Extraordinary Travel Festival is a new kid on the block, as the first event was held in 2022 in Yerevan, Armenia. The second event will be in Bangkok, Thailand in 2024, buy tickets here.


Here is the promotional trailer for the inaugural Yerevan event:

Extraordinary Travel Festival 2022 Yerevan Promotional Trailer


And here is a vlog from the actual Yerevan event:

Extraordinary Travel Festival 2022 Yerevan Vlog


In Conclusion

Conferencing is invaluable in just about any industry, as it offers multiple perks to the people who attend them. For me personally, it's the networking that I enjoy and benefit from the most, with face-to-face socializing, which you must be at the conferences in order to reap those particular awards. Everything else can be acquired via the Internet, or by traveling yourself (with respect to the trips).


Not all travel conferences are alike, though many of them do have parallels with one another. My best advice is to attend several of them and see which ones you feel most comfortable with. 4 years of conferencing taught me which ones I like and which ones I don't like, which ones I fit in at and which ones I don't. I suggest you do this yourself, try several out. You'll have some good experiences and some bad experiences but in the end, it will all be worth it because you will know where you belong and where you don't, where you can make the most progress with people, and where you will feel like you're irrelevant or feel like you're a problem.


This article is based on both my first-hand experiences and second-hand information of the most notable travel conferences today. Some of my best friends and like-minded people have been those whom I've met at different travel conferences, in some way or another.


I truly hope this article will serve as a guide, will help you understand what is available to you with respect to travel conferences, and will also give you a better idea of who and what I am. I feel that I've provided enough relevant information and backlinks to get you started on planning your 2024 travel and conference itinerary. Whether you're a full-time, world-traveling digital nomad or someone who aspires to become something like that, or perhaps you're a travel agent or something else in the travel industry; Travel conferences are good for all kinds of people who share a passion for exploring our big and beautiful world.
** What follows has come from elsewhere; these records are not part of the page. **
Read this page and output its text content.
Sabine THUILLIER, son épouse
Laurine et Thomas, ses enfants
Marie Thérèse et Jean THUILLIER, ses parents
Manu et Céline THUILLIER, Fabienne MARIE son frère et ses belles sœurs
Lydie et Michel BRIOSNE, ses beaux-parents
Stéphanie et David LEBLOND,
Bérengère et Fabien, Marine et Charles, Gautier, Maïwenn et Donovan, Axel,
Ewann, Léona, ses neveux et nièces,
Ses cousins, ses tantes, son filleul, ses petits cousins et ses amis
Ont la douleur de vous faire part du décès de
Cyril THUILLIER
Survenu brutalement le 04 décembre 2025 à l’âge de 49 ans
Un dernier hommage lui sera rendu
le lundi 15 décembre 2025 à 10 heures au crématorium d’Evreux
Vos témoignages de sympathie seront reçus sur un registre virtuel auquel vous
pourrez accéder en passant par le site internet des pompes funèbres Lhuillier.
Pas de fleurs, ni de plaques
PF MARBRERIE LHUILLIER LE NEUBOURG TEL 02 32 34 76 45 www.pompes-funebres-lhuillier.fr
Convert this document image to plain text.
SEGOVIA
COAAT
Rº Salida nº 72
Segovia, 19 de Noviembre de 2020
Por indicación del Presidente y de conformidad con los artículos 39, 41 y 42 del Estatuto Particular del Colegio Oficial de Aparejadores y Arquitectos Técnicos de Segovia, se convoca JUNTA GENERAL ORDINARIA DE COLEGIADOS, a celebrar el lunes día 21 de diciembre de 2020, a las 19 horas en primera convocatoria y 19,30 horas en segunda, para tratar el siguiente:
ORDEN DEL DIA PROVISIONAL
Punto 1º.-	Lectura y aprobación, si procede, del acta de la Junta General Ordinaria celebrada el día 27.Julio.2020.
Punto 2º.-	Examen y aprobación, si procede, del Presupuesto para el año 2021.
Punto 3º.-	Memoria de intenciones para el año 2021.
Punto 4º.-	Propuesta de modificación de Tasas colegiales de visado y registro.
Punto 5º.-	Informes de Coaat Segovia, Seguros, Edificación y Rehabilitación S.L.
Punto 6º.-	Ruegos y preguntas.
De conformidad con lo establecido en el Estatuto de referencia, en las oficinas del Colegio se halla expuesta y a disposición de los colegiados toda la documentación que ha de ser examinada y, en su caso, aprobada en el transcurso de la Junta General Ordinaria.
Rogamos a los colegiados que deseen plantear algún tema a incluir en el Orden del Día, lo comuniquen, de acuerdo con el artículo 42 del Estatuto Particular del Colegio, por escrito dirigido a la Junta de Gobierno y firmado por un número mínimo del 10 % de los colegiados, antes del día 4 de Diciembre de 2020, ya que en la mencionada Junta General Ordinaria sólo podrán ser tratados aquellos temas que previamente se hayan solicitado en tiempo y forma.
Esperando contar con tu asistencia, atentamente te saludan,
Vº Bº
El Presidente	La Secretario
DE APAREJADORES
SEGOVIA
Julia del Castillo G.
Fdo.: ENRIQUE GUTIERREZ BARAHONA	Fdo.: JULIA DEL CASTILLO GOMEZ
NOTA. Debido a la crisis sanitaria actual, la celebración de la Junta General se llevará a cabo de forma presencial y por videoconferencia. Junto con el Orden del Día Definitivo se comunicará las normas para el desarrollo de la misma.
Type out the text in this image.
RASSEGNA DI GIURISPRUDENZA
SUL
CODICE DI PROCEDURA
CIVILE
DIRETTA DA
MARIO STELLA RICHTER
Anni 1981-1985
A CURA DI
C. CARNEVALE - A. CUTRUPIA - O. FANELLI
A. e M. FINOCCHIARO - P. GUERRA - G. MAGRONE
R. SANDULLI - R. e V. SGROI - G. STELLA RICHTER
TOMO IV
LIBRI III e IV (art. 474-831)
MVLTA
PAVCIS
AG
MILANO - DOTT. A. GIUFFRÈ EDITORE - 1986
Godspeed. May 2024 inspire you and take you places you've never been.


I'd like to add that in 2024 my primary focus will be to help people understand the therapeutic benefits of travel. I want to help people understand this and encourage them to travel more for these particular reasons. We all struggle with something, and it's a fact that travel can help not only to treat people, but even help to heal people from mental and physical disorders. I wrote an article for Brainz Magazine that focuses on "How Travel is Therapeutic." According to psychologist Dr. Rich Walker, people who engage in a diversity of experiences are more likely to feel positive emotions than negative ones. I can tell you from my experiences as a world traveler, that is absolutely true.